Kampus
Seperti biasa BINUS terlihat begitu ramai saat empat pemuda itu
masuk. Pandangan kagum kebanyakan berasal dari mahasiswi baru, yang baru saja dinobatkan sebagai anggota BINUS.
Lukas berbisik pelan kepada Rangga. "Pesonaku belum luntur
ternyata," pujinya pada diri sendiri.
Rangga hanya tertawa, kemudian merangkul bahu Lukas. "Kamu
jadi mendekati Sonya ?" tanyanya setengah berbisik.
Satya dan Devan hanya menggeleng-geleng saat dua temannya itu
membicarakan gadis cantik.
Satya berhenti saat menyadari Devan tak lagi berdiri di sampingnya, menengok ke belakang. Merasa ada keanehan, Rangga dan Lukas
turut melihat ke arah Satya.
Satya mengernyit sambil mendekati Devan yang masih berdiri di
belakangnya. "Kenapa?"
Devan terlihat kaget oleh sapaan Satya. Dengan tegas ia menggeleng.
"Tidak apa-apa," ucapnya rada aneh.
Satya menajamkan tatapannya, curiga. "Kamu tidak menyembunyikan
sesuatu, kan?"
Devan tertawa, kemudian melayangkan tinju ringan ke perut Satya,
yang tidak sakit tentunya. "Aku hanya sedang melihat Anika." Devan
menunjuk sembarangan.
Satya memfokuskan pandangan pada arah yang Devan tunjuk.
Benar, gadis itu sedang memainkan ponsel sambil menyandar ke
tembok. Terlihat begitu serius.
"Kamu suka sama dia?" selidik Satya. Wajahnya menampakkan
ketidaksukaan.
"Ckckck…" Devan berdecak tak santai.
***
Anika melihat ponsel. Matanya terus menyusuri layar ponsel yang
bergerak, mencari sesuatu. Ia tersenyum hambar, berhasil
menemukan sesuatu yang dia cari.
Anika berbalik, berniat kembali ke kelas. Yang ia cari sudah ia
dapatkan, dan sepertinya pemuda itu sudah sampai di kampus.
Namun tepat saat Anika berbalik, seseorang menabraknya hingga membuat lututnya mencium lantai yang dingin. Ia meringis kesakitan.
Hati Anika jengkel. Saat melihat pemilik sepatu yang sengaja
mengadangnya itu, Anika meringis.
"Maaf, tidak sengaja," ucap orang itu.
Sebenarnya Anika ingin mencakar, kalau saja tak ingat bahwa
ada hal lebih penting yang harus ia lakukan.
Anika berdiri beberapa detik kemudian, memandang lemah,
seolah ada luka yang dipendamnya saat melihat wajah orang
itu.
"Jangan pasang tampang sok bersalah. Eh, tapi kamu memang
pantas sih merasa bersalah."
Anika mematung. Dia ingin memukul orang itu.
Pembawa sial.
Badan Anika bergetar. Ia tersenyum sinis. "Bukannya kamu yang
bilang bahwa kita tidak usah saling kenal, Elisa?"

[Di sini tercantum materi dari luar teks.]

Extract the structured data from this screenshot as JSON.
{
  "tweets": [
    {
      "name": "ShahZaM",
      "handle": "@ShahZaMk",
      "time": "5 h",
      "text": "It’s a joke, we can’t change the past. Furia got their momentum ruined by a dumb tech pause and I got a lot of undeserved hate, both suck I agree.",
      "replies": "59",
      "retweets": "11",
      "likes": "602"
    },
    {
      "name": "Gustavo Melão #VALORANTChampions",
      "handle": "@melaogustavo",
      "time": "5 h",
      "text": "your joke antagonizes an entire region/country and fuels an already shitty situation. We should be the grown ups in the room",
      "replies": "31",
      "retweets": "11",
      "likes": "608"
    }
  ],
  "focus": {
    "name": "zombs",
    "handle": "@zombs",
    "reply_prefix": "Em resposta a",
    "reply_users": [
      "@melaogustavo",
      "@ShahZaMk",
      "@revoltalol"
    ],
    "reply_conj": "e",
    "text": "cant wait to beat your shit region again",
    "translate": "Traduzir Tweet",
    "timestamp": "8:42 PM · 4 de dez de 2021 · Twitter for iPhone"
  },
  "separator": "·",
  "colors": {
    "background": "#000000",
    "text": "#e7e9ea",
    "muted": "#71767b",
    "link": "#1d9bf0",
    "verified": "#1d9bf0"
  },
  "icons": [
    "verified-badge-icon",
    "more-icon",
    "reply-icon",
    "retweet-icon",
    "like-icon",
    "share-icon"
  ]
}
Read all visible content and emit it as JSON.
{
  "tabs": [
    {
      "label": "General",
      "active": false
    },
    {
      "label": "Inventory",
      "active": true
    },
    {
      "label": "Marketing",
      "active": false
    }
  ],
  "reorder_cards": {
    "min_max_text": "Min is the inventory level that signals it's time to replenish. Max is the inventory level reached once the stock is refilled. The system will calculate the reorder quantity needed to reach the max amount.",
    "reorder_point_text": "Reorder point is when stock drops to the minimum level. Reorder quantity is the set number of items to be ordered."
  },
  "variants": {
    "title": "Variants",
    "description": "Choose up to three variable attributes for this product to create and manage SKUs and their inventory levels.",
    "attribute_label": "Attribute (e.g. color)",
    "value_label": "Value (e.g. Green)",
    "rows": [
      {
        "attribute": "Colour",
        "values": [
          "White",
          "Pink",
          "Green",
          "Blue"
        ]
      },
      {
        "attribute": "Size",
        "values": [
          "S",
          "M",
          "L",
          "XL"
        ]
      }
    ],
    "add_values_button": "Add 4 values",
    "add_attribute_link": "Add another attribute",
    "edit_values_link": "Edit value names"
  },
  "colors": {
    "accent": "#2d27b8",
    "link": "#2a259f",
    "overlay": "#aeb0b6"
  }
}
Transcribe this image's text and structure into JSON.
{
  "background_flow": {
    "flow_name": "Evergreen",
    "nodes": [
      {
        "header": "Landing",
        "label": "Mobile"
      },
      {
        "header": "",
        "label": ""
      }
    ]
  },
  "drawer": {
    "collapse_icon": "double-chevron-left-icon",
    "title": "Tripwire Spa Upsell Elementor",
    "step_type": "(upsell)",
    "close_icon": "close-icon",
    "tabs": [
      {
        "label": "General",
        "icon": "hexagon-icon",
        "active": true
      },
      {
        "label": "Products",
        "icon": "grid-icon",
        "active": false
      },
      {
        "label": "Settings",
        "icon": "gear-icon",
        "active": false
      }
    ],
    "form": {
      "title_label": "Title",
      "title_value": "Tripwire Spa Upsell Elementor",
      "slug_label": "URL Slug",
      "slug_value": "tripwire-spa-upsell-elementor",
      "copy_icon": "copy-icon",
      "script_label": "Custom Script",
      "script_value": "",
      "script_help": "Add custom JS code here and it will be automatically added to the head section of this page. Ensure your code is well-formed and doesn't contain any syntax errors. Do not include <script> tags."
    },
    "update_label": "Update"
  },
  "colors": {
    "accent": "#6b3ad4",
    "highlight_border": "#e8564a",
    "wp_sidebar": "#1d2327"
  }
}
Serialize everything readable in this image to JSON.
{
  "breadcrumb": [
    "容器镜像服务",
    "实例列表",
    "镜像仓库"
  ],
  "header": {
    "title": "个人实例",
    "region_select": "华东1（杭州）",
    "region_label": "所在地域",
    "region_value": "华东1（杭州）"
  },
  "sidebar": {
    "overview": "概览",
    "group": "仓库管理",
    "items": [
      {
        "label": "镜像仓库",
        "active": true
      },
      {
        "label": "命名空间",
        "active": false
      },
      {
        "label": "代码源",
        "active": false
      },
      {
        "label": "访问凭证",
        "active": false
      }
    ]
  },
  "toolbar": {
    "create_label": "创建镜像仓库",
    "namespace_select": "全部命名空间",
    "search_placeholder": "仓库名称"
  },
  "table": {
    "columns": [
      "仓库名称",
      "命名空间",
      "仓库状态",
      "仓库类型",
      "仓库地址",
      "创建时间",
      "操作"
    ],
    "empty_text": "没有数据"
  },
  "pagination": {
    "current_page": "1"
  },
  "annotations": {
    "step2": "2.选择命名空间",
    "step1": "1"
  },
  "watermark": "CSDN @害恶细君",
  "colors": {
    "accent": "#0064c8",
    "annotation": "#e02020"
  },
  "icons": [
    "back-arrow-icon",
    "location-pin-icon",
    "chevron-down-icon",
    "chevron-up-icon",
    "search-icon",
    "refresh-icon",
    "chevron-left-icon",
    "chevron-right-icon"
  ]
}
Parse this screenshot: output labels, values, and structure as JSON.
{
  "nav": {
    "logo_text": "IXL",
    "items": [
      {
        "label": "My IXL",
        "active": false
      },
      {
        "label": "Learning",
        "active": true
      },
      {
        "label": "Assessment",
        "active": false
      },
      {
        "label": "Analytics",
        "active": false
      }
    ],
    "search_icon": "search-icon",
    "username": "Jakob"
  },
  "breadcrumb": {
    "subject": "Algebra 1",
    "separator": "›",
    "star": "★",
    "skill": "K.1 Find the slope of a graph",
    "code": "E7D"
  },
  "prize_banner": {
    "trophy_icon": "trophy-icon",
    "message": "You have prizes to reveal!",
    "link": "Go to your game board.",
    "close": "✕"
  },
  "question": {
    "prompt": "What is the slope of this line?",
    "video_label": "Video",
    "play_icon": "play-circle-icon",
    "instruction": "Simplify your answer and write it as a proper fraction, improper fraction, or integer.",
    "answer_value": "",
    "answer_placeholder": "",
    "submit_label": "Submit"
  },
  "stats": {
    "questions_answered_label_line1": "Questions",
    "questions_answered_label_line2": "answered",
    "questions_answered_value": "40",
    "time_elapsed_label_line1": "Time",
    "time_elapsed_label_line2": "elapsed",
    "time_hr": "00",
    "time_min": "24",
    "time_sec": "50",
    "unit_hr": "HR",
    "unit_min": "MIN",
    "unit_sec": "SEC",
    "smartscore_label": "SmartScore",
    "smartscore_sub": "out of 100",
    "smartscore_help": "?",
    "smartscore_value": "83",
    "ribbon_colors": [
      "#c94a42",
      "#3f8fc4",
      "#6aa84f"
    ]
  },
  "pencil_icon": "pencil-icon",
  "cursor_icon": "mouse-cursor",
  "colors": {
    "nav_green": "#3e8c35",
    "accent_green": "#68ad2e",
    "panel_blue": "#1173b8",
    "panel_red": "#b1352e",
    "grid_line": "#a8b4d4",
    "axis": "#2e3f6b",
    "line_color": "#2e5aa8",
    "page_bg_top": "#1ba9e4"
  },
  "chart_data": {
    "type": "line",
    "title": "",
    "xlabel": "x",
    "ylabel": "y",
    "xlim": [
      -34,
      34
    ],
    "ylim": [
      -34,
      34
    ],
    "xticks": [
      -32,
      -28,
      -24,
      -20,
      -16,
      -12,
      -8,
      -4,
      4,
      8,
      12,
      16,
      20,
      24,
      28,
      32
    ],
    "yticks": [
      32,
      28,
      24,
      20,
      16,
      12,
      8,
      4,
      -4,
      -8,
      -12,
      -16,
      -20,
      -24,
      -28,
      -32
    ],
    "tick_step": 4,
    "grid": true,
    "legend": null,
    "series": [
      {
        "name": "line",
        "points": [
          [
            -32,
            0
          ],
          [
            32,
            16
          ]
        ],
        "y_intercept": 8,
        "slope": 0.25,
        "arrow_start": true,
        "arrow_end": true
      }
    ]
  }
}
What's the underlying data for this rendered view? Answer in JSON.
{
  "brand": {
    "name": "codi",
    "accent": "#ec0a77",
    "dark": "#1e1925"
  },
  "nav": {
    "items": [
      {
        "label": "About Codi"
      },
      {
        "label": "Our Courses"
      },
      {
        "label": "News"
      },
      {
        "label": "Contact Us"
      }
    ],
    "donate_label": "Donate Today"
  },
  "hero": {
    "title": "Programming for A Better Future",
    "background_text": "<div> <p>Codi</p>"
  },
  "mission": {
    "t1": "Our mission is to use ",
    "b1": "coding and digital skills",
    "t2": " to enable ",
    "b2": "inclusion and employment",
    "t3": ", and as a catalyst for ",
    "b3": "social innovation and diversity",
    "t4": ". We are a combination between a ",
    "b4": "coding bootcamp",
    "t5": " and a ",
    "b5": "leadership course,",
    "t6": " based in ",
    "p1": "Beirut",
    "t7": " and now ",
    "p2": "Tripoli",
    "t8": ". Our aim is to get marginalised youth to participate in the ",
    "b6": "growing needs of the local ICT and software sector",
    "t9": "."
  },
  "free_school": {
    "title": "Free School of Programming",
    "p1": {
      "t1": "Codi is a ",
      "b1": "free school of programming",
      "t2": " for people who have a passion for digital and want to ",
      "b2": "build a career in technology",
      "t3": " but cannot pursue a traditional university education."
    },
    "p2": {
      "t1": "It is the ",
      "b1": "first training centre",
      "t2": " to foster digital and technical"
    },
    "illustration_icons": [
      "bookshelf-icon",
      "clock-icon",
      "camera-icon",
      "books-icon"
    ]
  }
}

Sorot mata kedua gadis itu menajam. Ada kebencian satu sama
lain. Anika ingin melangkah pergi saat Elisa mendorongnya, membuat
bekas jahitan di tangannya robek, tergesek tepian tempat duduk
besi yang tajam.
Anika meringis, menahan sakit. Dulu ia kehilangan kesadaran
sehingga sarafnya tak mampu lagi merasakan sakit.
Elisamengentakkan kaki. "Aku membencimu, pembawa sial!" Lalu
dia setengah berlari meninggalkan Anika, yang mulai berkeringat
dingin karena menahan sakit di tangannya.
Anika tetap berdiri di tempat. Kakinya tidak kuat berjalan.
Badannya kaku karena menahan sakit. Keringat dingin mengalir
di tubuhnya. Darah mulai mengalir deras dari pembuluh darah di tangannya.
Jangan. Aku tak boleh mati sekarang, pinta Anika dalam kesakitan.
Saat hampir kehilangan kesadaran, Anika merasakan seseorang
membantunya berjalan. Tangan kokoh dan aroma maskulin yang begitu dikenalnya. Kemudian ia tak merasakan apa-apa lagi. Pandangannya mengabur, dan seketika semuanya menjadi gelap.